The title is a bit misleading: while we did spend only two days in London during our last visit, I spent six glorious weeks living in an old dormitory on Tavistock Square when I was twenty. Our whirlwind trip last October, which capped off a week in Scotland, was the first time I’ve been back since that summer, and it was like coming home.
It’s a little basic, isn’t it, to love London so much. There are so many mass-produced pieces of art featuring Parliament or Big Ben, and what tourist doesn’t have a photo of themselves hamming it up in front of the stone-faced Royal Guard? I couldn’t care less about any of that — London was my first time across the pond, the first time I was really and truly on my own, and the starting place of some of the most meaningful friendships I’ve known. It is so huge and complicated, old and new, beautiful and strange.

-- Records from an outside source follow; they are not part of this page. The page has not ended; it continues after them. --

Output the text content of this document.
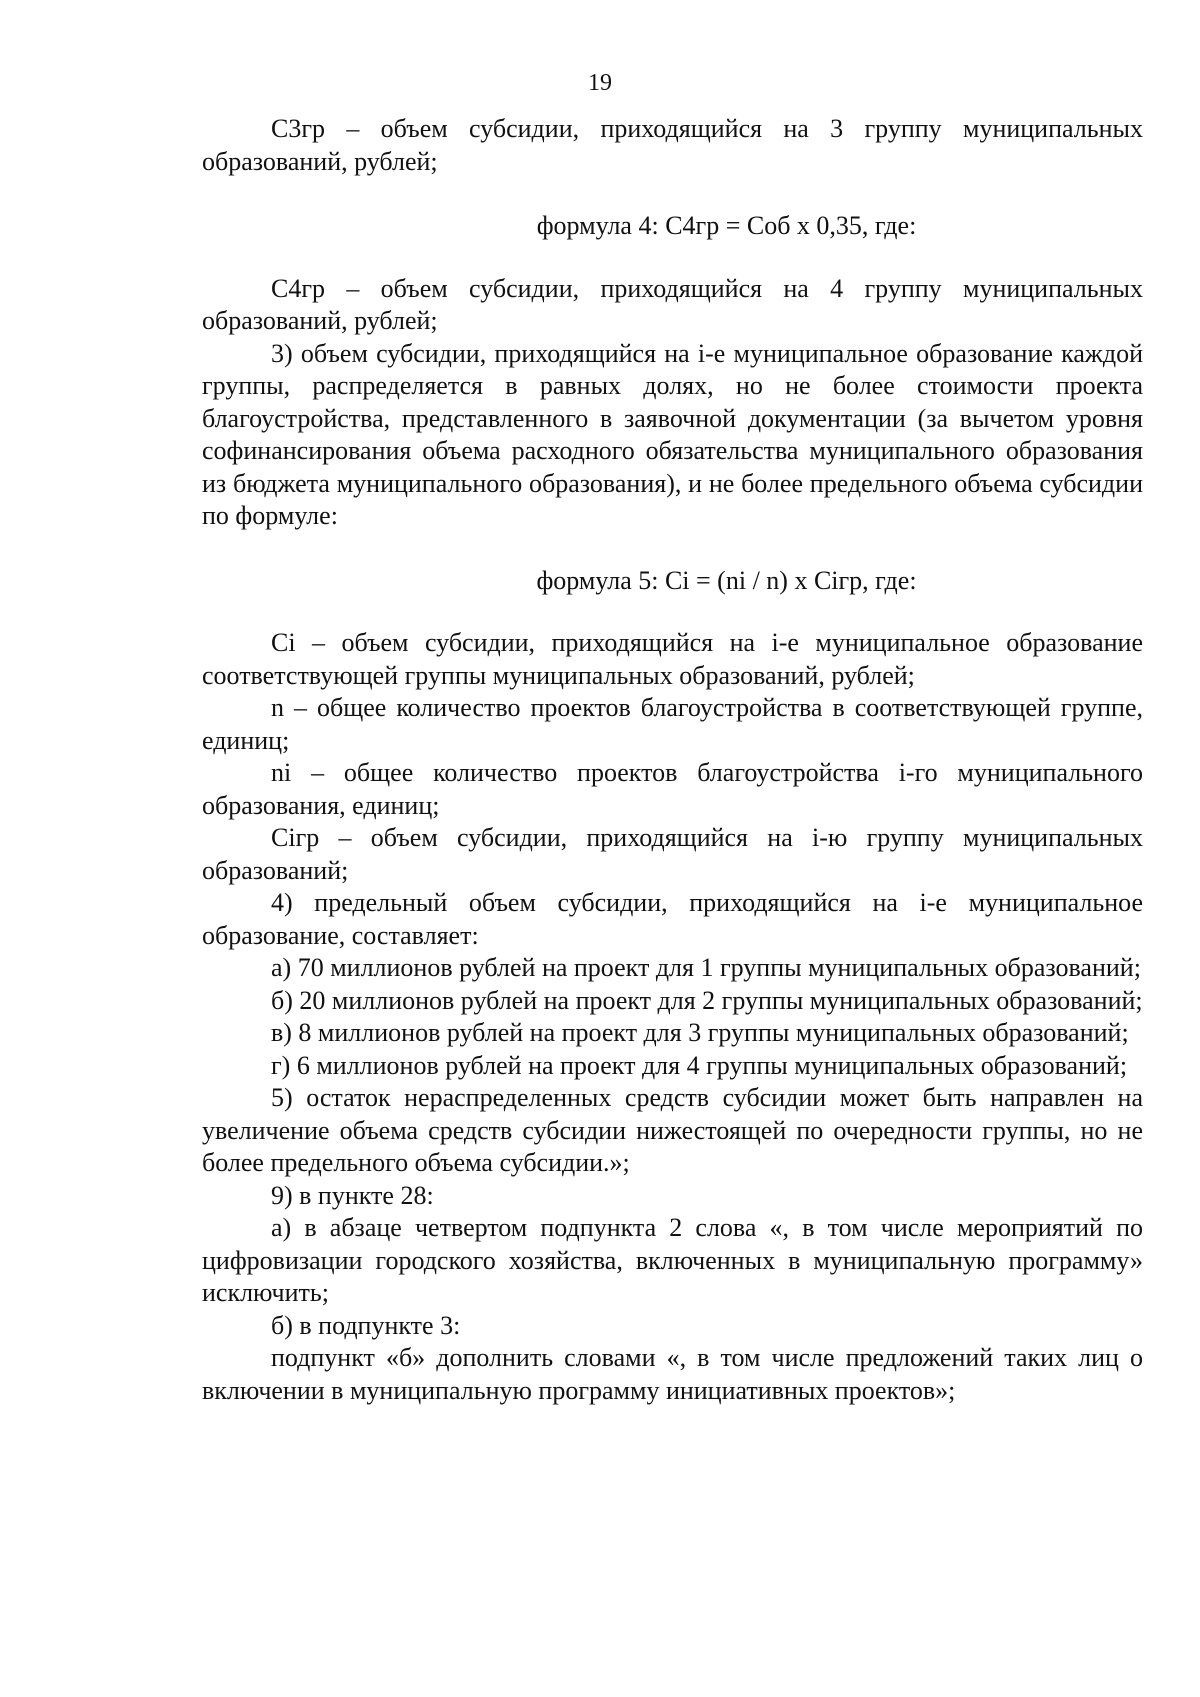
19

С3гр – объем субсидии, приходящийся на 3 группу муниципальных образований, рублей;

формула 4: С4гр = Соб х 0,35, где:

С4гр – объем субсидии, приходящийся на 4 группу муниципальных образований, рублей;

3) объем субсидии, приходящийся на i-е муниципальное образование каждой группы, распределяется в равных долях, но не более стоимости проекта благоустройства, представленного в заявочной документации (за вычетом уровня софинансирования объема расходного обязательства муниципального образования из бюджета муниципального образования), и не более предельного объема субсидии по формуле:

формула 5: Сi = (ni / n) х Сiгр, где:

Сi – объем субсидии, приходящийся на i-е муниципальное образование соответствующей группы муниципальных образований, рублей;

n – общее количество проектов благоустройства в соответствующей группе, единиц;

ni – общее количество проектов благоустройства i-го муниципального образования, единиц;

Сiгр – объем субсидии, приходящийся на i-ю группу муниципальных образований;

4) предельный объем субсидии, приходящийся на i-е муниципальное образование, составляет:

а) 70 миллионов рублей на проект для 1 группы муниципальных образований;

б) 20 миллионов рублей на проект для 2 группы муниципальных образований;

в) 8 миллионов рублей на проект для 3 группы муниципальных образований;

г) 6 миллионов рублей на проект для 4 группы муниципальных образований;

5) остаток нераспределенных средств субсидии может быть направлен на увеличение объема средств субсидии нижестоящей по очередности группы, но не более предельного объема субсидии.»;

9) в пункте 28:

а) в абзаце четвертом подпункта 2 слова «, в том числе мероприятий по цифровизации городского хозяйства, включенных в муниципальную программу» исключить;

б) в подпункте 3:

подпункт «б» дополнить словами «, в том числе предложений таких лиц о включении в муниципальную программу инициативных проектов»;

I was thrilled to share a bit of this place with Joe, who’d never been to jolly old England at all! We arrived on an early train from Edinburgh, and had only 36 hours or so to get reacquainted. We stayed in the bright Kensington Hotel in Kensington, and threw back an espresso as soon as we arrived. Like cliched tourists that we are, we made a beeline to the Tower of London. Don’t let anyone tell you it’s not worth it: It is so rich with history, you’d be cheating yourself to skip it
I mean Traitor’s Gate! The ravens! This is classic history that you just can’t get anywhere else. The views from inside aren’t so bad, either.
No, that’s not London Bridge in the back — though it’s still standing, London Bridge as you know it was dissembled and shipped out of the country. That’s the beautiful Tower Bridge. After leaving the Tower, we wandered closer for a better view.

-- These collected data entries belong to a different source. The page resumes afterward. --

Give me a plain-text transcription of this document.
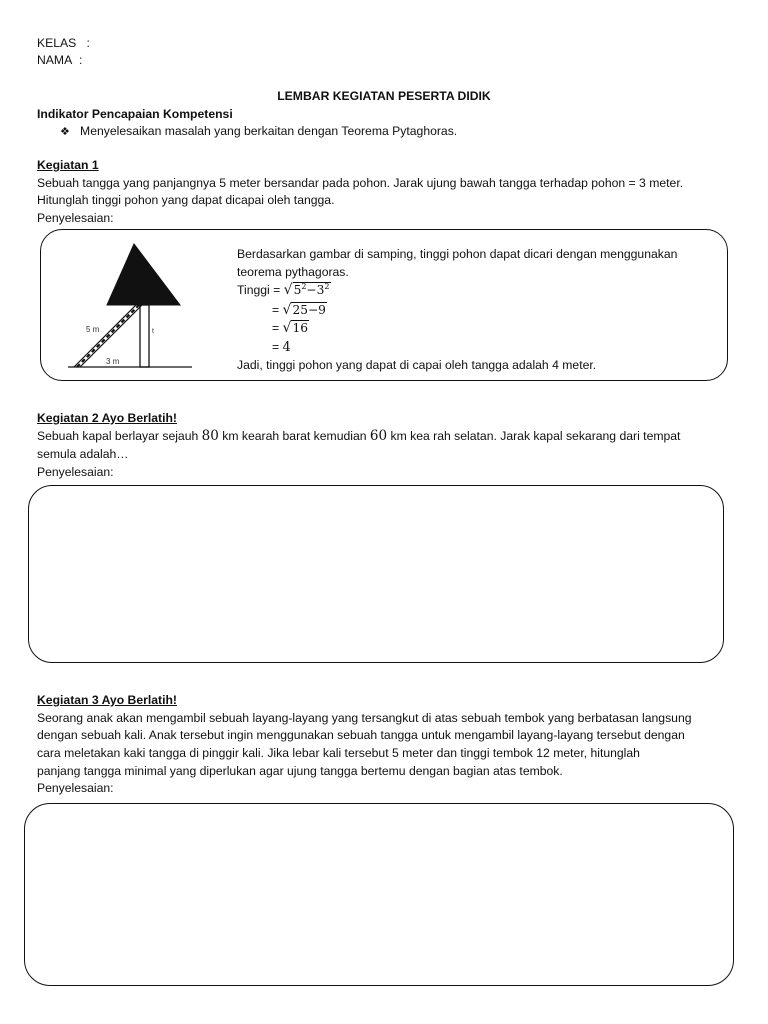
KELAS :
NAMA :
LEMBAR KEGIATAN PESERTA DIDIK
Indikator Pencapaian Kompetensi
❖ Menyelesaikan masalah yang berkaitan dengan Teorema Pytaghoras.
Kegiatan 1
Sebuah tangga yang panjangnya 5 meter bersandar pada pohon. Jarak ujung bawah tangga terhadap pohon = 3 meter.
Hitunglah tinggi pohon yang dapat dicapai oleh tangga.
Penyelesaian:
5 m	t
3 m
Berdasarkan gambar di samping, tinggi pohon dapat dicari dengan menggunakan
teorema pythagoras.
Tinggi = $√5^2-3^2$
= √25−9
= √16
= 4
Jadi, tinggi pohon yang dapat di capai oleh tangga adalah 4 meter.
Kegiatan 2 Ayo Berlatih!
Sebuah kapal berlayar sejauh 80 km kearah barat kemudian 60 km kea rah selatan. Jarak kapal sekarang dari tempat
semula adalah…
Penyelesaian:
Kegiatan 3 Ayo Berlatih!
Seorang anak akan mengambil sebuah layang-layang yang tersangkut di atas sebuah tembok yang berbatasan langsung
dengan sebuah kali. Anak tersebut ingin menggunakan sebuah tangga untuk mengambil layang-layang tersebut dengan
cara meletakan kaki tangga di pinggir kali. Jika lebar kali tersebut 5 meter dan tinggi tembok 12 meter, hitunglah
panjang tangga minimal yang diperlukan agar ujung tangga bertemu dengan bagian atas tembok.
Penyelesaian:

Because the it’s London, the weather turned and we took refuge in one of the oldest pubs in London, Ye Olde Cheshire Cheese. Their literary history is about as rich as their steak and kidney pie — the pub was frequented by Dickens, Sir Arthur Conan Doyle, and even Mark Twain. The pub was moody and dark, and each winding corridor led into another cosy room, lined with tight booths.
The next day, before our afternoon flight out of Heathrow, we made our way to Buckingham Palace, Hyde Park, and Kensington Gardens.
Each path was more beautiful than the one before. After only a few hours, we had to return to the hotel to fetch our luggage for the trip home. I know we’ll be back, but London is so very hard to leave.
As a bonus for making it all the way to the end of this post, I’ll treat you to a true Throwback Thursday photograph, featuring my two of my girlfriends and I lunching al fresco in Hampstead Heath. Not much has changed — I’d still be pretty happy with a lunch of French bread, brie, and a bottle of wine. London, we loved you then, and love you now!